Inwiefern ist man als Komponist so genannter Neuer Musik verpflichtet, das Genre zu erneuern, um Aufmerksamkeit zu finden? Anders gefragt: Reicht es, sich mit dem vorhandenen Instrumentarium zu begnügen und innerhalb der bekannten Parameter Außergewöhnliches zu leisten?
In der Kunst wurde immer wieder versucht, mit spektakulären Dingen Aufmerksamkeit zu erzeugen, während das Künstlerische hintangestellt wurde. Manchmal ist das auch mit einer fortschrittlichen künstlerischen Haltung kompatibel, manchmal ist es nur ein Medien-Gag. Die Medien suchen sich etwas aus und es muss bluten oder schreien. Wir versuchen daher seit jeher, unterschiedlichste Positionen in unser Programm einzubinden: Elektronische Musik, Performance, Konventionelles… Sobald unterschiedliche Positionen zusammen kommen, werden diese Fragen ganz automatisch aufgeworfen.
Ein klares Resumee aber lässt sich nicht ziehen?
Nein. In unseren Symposien wird der Kontext von Wissenschaft und Kunst sehr intensiv und teilweise auch sehr kontroversiell diskutiert. Auch nach den Konzerten gibt eine sehr gute Gesprächskultur, die besprochenen Themen verändern sich je nach Gruppierung.
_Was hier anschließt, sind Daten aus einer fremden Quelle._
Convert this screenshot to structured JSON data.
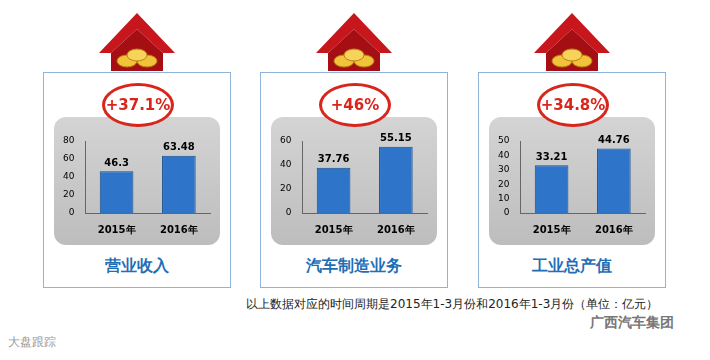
{
  "chart_data": [
    {
      "type": "bar",
      "title": "营业收入",
      "annotation": "+37.1%",
      "categories": [
        "2015年",
        "2016年"
      ],
      "values": [
        46.3,
        63.48
      ],
      "color": "#2e75c9",
      "ylim": [
        0,
        80
      ],
      "yticks": [
        0,
        20,
        40,
        60,
        80
      ],
      "grid": false,
      "data_labels": true
    },
    {
      "type": "bar",
      "title": "汽车制造业务",
      "annotation": "+46%",
      "categories": [
        "2015年",
        "2016年"
      ],
      "values": [
        37.76,
        55.15
      ],
      "color": "#2e75c9",
      "ylim": [
        0,
        60
      ],
      "yticks": [
        0,
        20,
        40,
        60
      ],
      "grid": false,
      "data_labels": true
    },
    {
      "type": "bar",
      "title": "工业总产值",
      "annotation": "+34.8%",
      "categories": [
        "2015年",
        "2016年"
      ],
      "values": [
        33.21,
        44.76
      ],
      "color": "#2e75c9",
      "ylim": [
        0,
        50
      ],
      "yticks": [
        0,
        10,
        20,
        30,
        40,
        50
      ],
      "grid": false,
      "data_labels": true
    }
  ],
  "footnote": "以上数据对应的时间周期是2015年1-3月份和2016年1-3月份（单位：亿元）",
  "watermarks": [
    "大盘跟踪",
    "广西汽车集团"
  ]
}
Wenn heuer zum Beispiel Peter Ablinger mit einer sehr extremen Haltung und gleichzeitig ein junger polnischer Komponist, der sehr konventionell arbeitet, kommen, kann das zu sehr interessanten Konfrontationen führen.
Peter Ablingers Landschaftsoper wäre doch auch etwas für Mittersill gewesen, oder?
Auf jeden Fall, obwohl ich ganz klar sagen muss, dass wir nicht in erste Linie werk-, sondern personenorientiert arbeiten. Dh Peter Ablinger holen wir uns nicht, weil wir eine seiner Opern hören, sondern weil wir ihn vor Ort haben wollen und dann etwas hören wollen, was er direkt hier mit und für uns erabeitet. Es kam auch schon vor, dass wir Leute, die wir hier hatten, noch einmal einluden, um eine bestimmte Arbeit zu hören. In erster Linie aber sind wir an den Menschen interessiert, die sich hier begegnen.
Wie werden die auftretenden Künstler ausgesucht?
Alles, was uns in unserem Berufsleben auffällt, kommt auf eine Liste, die wir dann gemeinsam abarbeiten. Die Gruppe, die man dann zusammenstellt, muss homogen und divergent genug ist, dass die einzelnen Akteure zusammenpassen, die Mischung aber auch nicht langweilig ist. Seit einiger Zeit haben wir auch ein Ensemble in Residence, das in Mittersill Stücke erarbeitet, und immer auch einen Künstler bzw Künstlerin, der/die nicht Komponist ist, was zeigen soll, dass wir kein Komponisten-Insidertreff sind, sondern dass hier spartenübergreifendes Denken Platz greift und es sowohl um künstlerische als auch weltanschauliche Dinge geht.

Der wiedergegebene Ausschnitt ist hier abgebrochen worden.